The installation was tried with Python 2.7.4 on a Windows 8 machine and with Python 2.7.5 on a Windows 7 machine; both resulted in the same error.

Project Background and Motivation

During our SURF (Summer Undergraduate Research Fellowship Program) at the California Institute of Technology, we will work towards understanding the different patterns in the seismic data during quake and non-quake periods. We hope to be able to apply machine learning techniques on this data to analyse these patterns to help better the early warning systems.

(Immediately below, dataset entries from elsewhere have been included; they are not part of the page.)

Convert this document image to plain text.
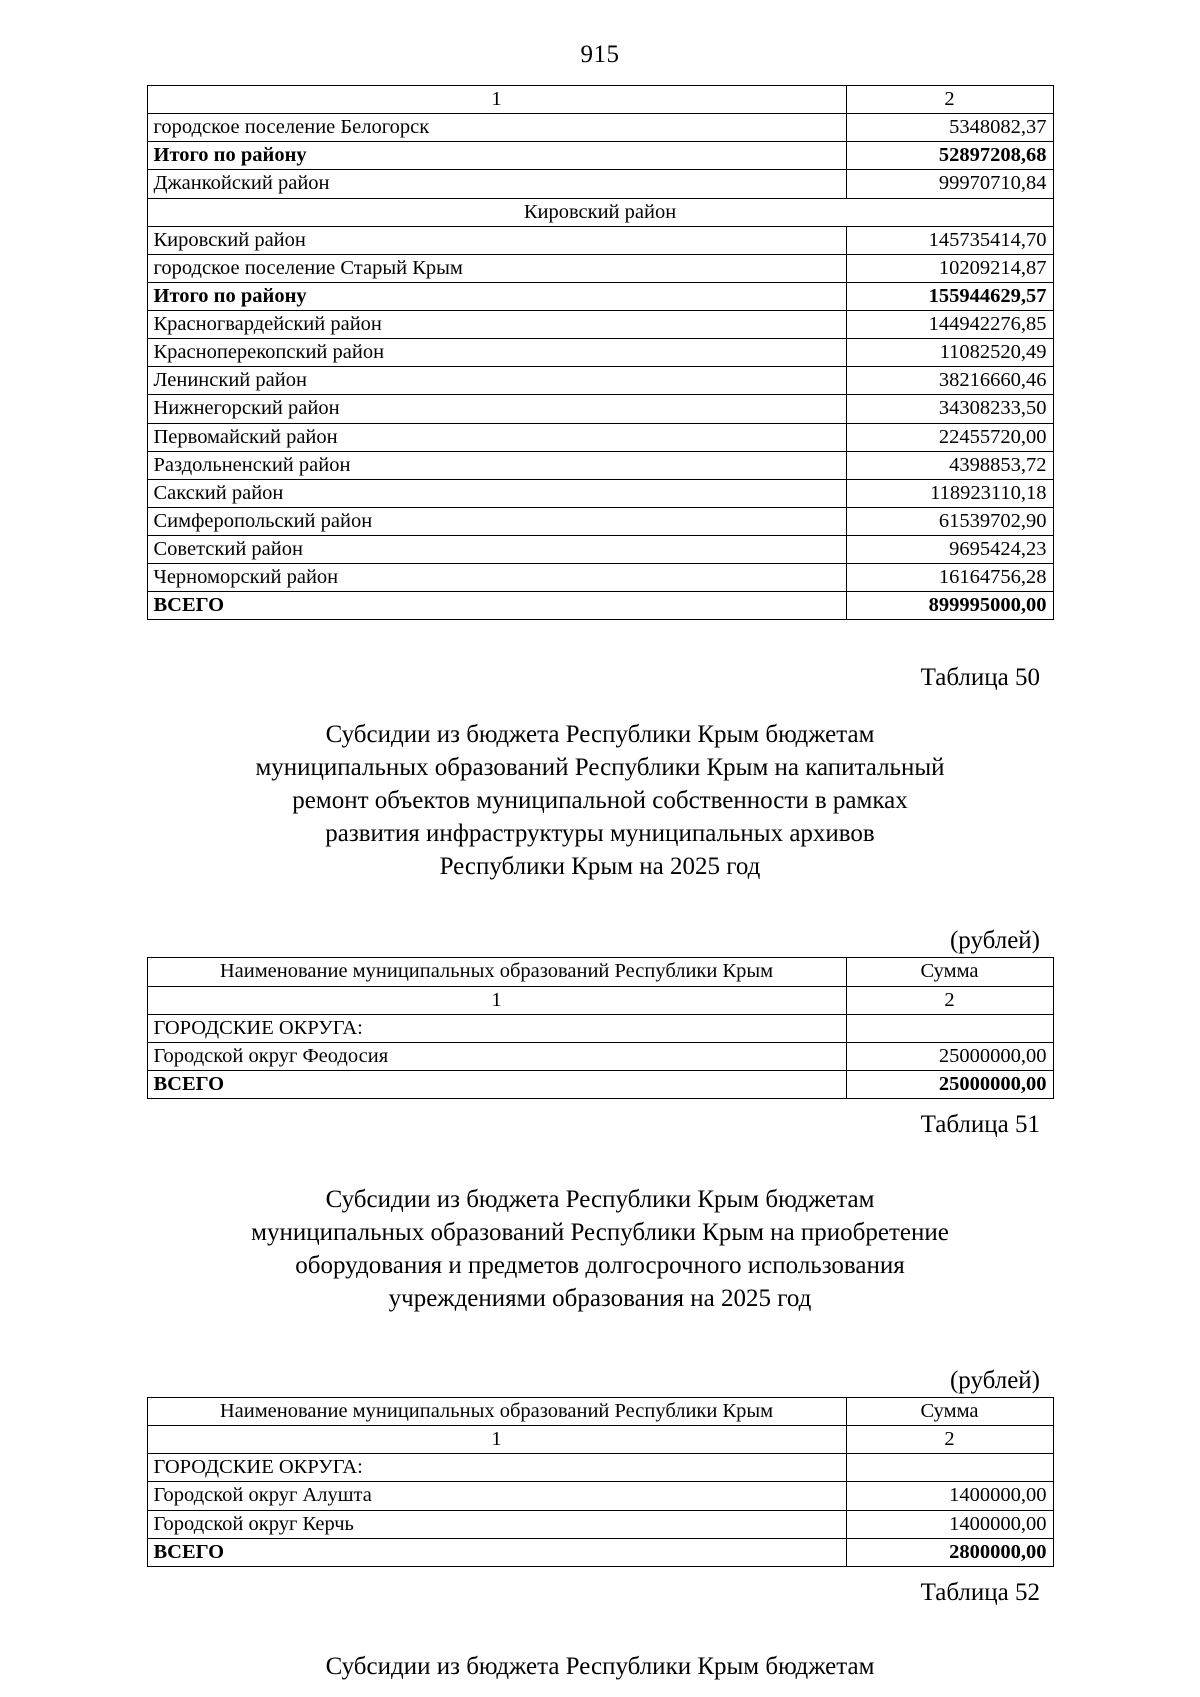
915
1	2
городское поселение Белогорск	5348082,37
Итого по району	52897208,68
Джанкойский район	99970710,84
Кировский район	
Кировский район	145735414,70
городское поселение Старый Крым	10209214,87
Итого по району	155944629,57
Красногвардейский район	144942276,85
Красноперекопский район	11082520,49
Ленинский район	38216660,46
Нижнегорский район	34308233,50
Первомайский район	22455720,00
Раздольненский район	4398853,72
Сакский район	118923110,18
Симферопольский район	61539702,90
Советский район	9695424,23
Черноморский район	16164756,28
ВСЕГО	899995000,00
Таблица 50
Субсидии из бюджета Республики Крым бюджетам
муниципальных образований Республики Крым на капитальный
ремонт объектов муниципальной собственности в рамках
развития инфраструктуры муниципальных архивов
Республики Крым на 2025 год
(рублей)
Наименование муниципальных образований Республики Крым	Сумма
1	2
ГОРОДСКИЕ ОКРУГА:	
Городской округ Феодосия	25000000,00
ВСЕГО	25000000,00
Таблица 51
Субсидии из бюджета Республики Крым бюджетам
муниципальных образований Республики Крым на приобретение
оборудования и предметов долгосрочного использования
учреждениями образования на 2025 год
(рублей)
Наименование муниципальных образований Республики Крым	Сумма
1	2
ГОРОДСКИЕ ОКРУГА:	
Городской округ Алушта	1400000,00
Городской округ Керчь	1400000,00
ВСЕГО	2800000,00
Таблица 52
Субсидии из бюджета Республики Крым бюджетам
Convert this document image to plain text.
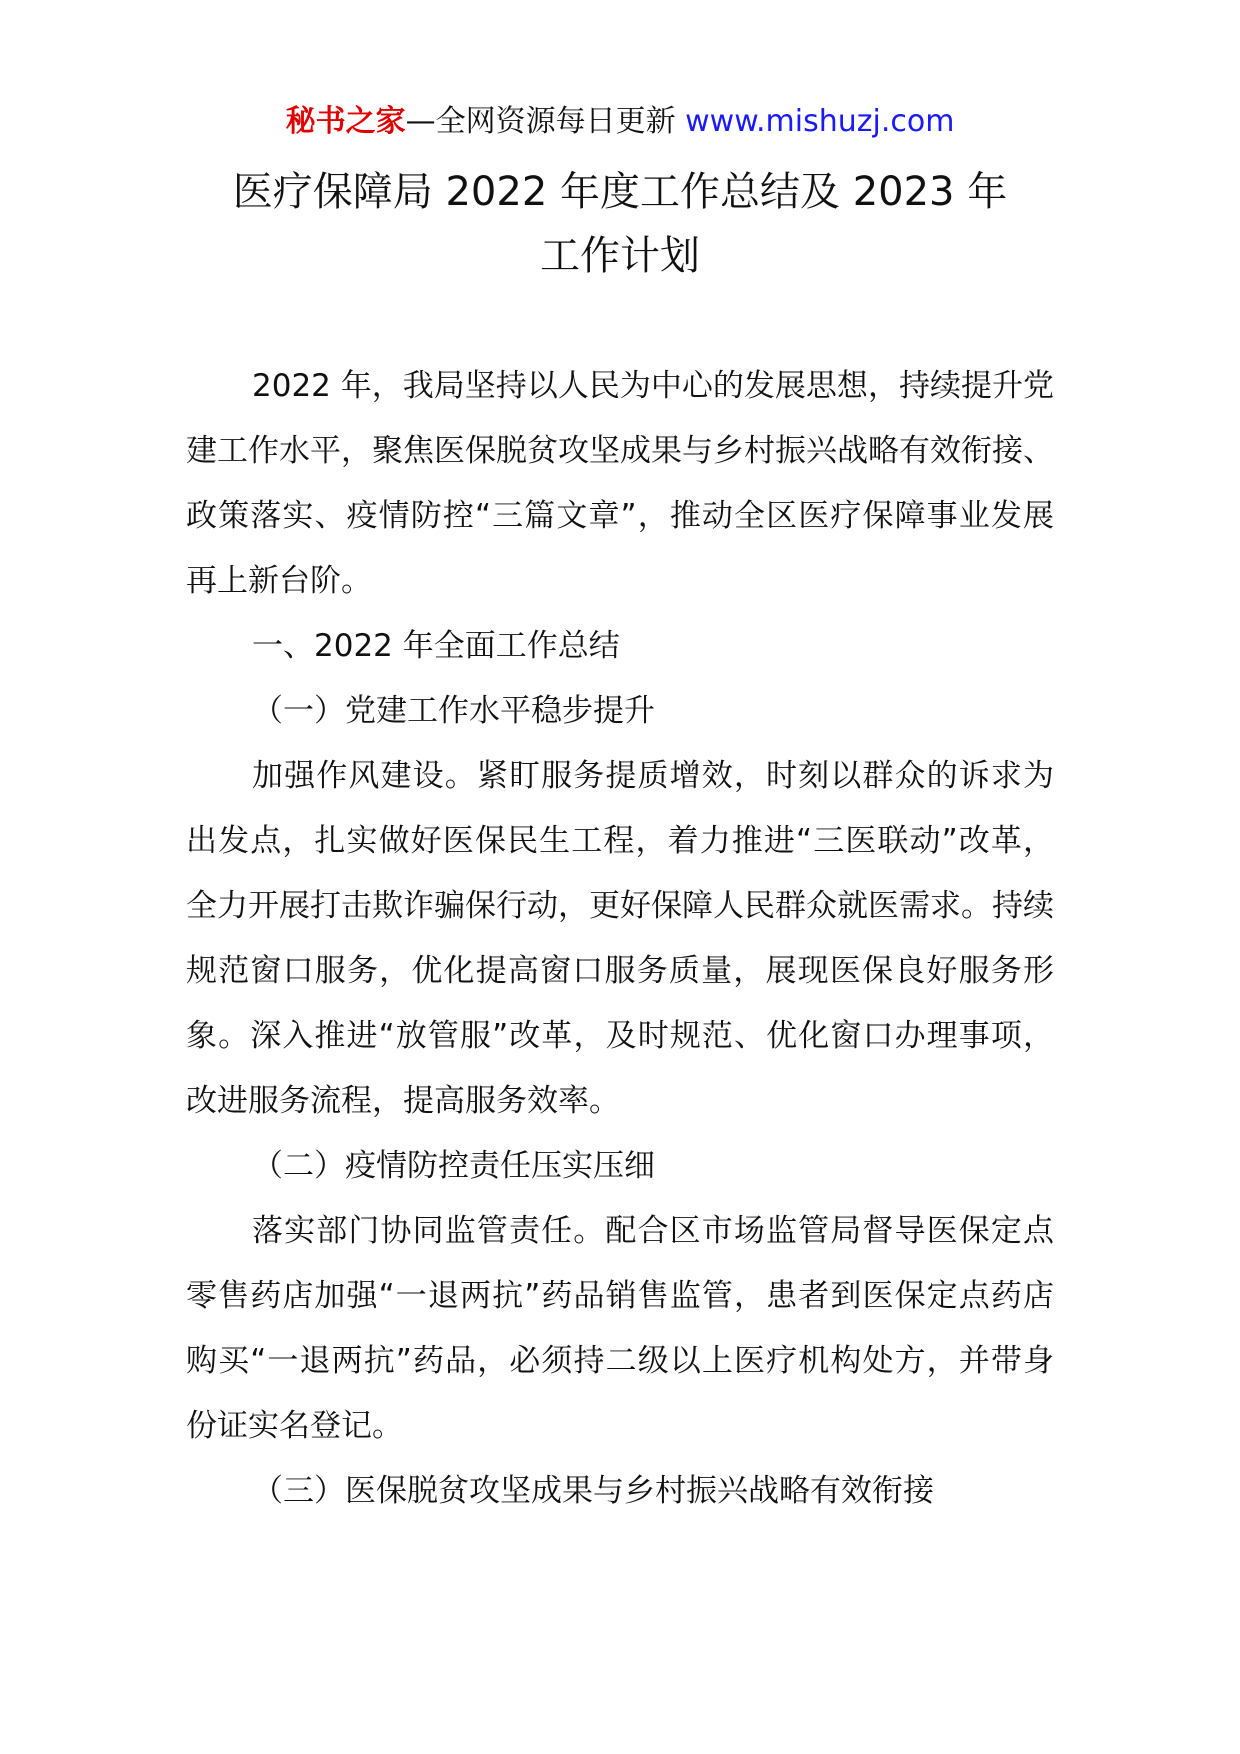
秘书之家—全网资源每日更新 www.mishuzj.com
医疗保障局 2022 年度工作总结及 2023 年
工作计划

2022 年，我局坚持以人民为中心的发展思想，持续提升党建工作水平，聚焦医保脱贫攻坚成果与乡村振兴战略有效衔接、政策落实、疫情防控“三篇文章”，推动全区医疗保障事业发展再上新台阶。

一、2022 年全面工作总结

（一）党建工作水平稳步提升

加强作风建设。紧盯服务提质增效，时刻以群众的诉求为出发点，扎实做好医保民生工程，着力推进“三医联动”改革，全力开展打击欺诈骗保行动，更好保障人民群众就医需求。持续规范窗口服务，优化提高窗口服务质量，展现医保良好服务形象。深入推进“放管服”改革，及时规范、优化窗口办理事项，改进服务流程，提高服务效率。

（二）疫情防控责任压实压细

落实部门协同监管责任。配合区市场监管局督导医保定点零售药店加强“一退两抗”药品销售监管，患者到医保定点药店购买“一退两抗”药品，必须持二级以上医疗机构处方，并带身份证实名登记。

（三）医保脱贫攻坚成果与乡村振兴战略有效衔接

Earthquake data for the past several years has been collected by the California Integrated Seismic Network (CISN), the Community Seismic Network (CSN) at Caltech and a few other such institutions. Current early warning systems however do not make intelligent use of this data to make the process of detecting earthquakes any quicker; they rely solely on picking algorithms which although have proven to be effective, can be made smarter with the use of predictive intelligence of machine learning techniques. Analysis of the patterns of the past earthquakes can help select out a few patterns that have been seen repeatedly over the years to detect potential future threats.

Our research will primarily be based on the fields of data mining and machine learning, the line distinguishing these two fields being thin. The project will be guided by Prof. Julian Bunn, prinicipal computational scientist at Caltech's Centre for Advance Computing Research and Prof. Mani Chandy, professor of Computer Science.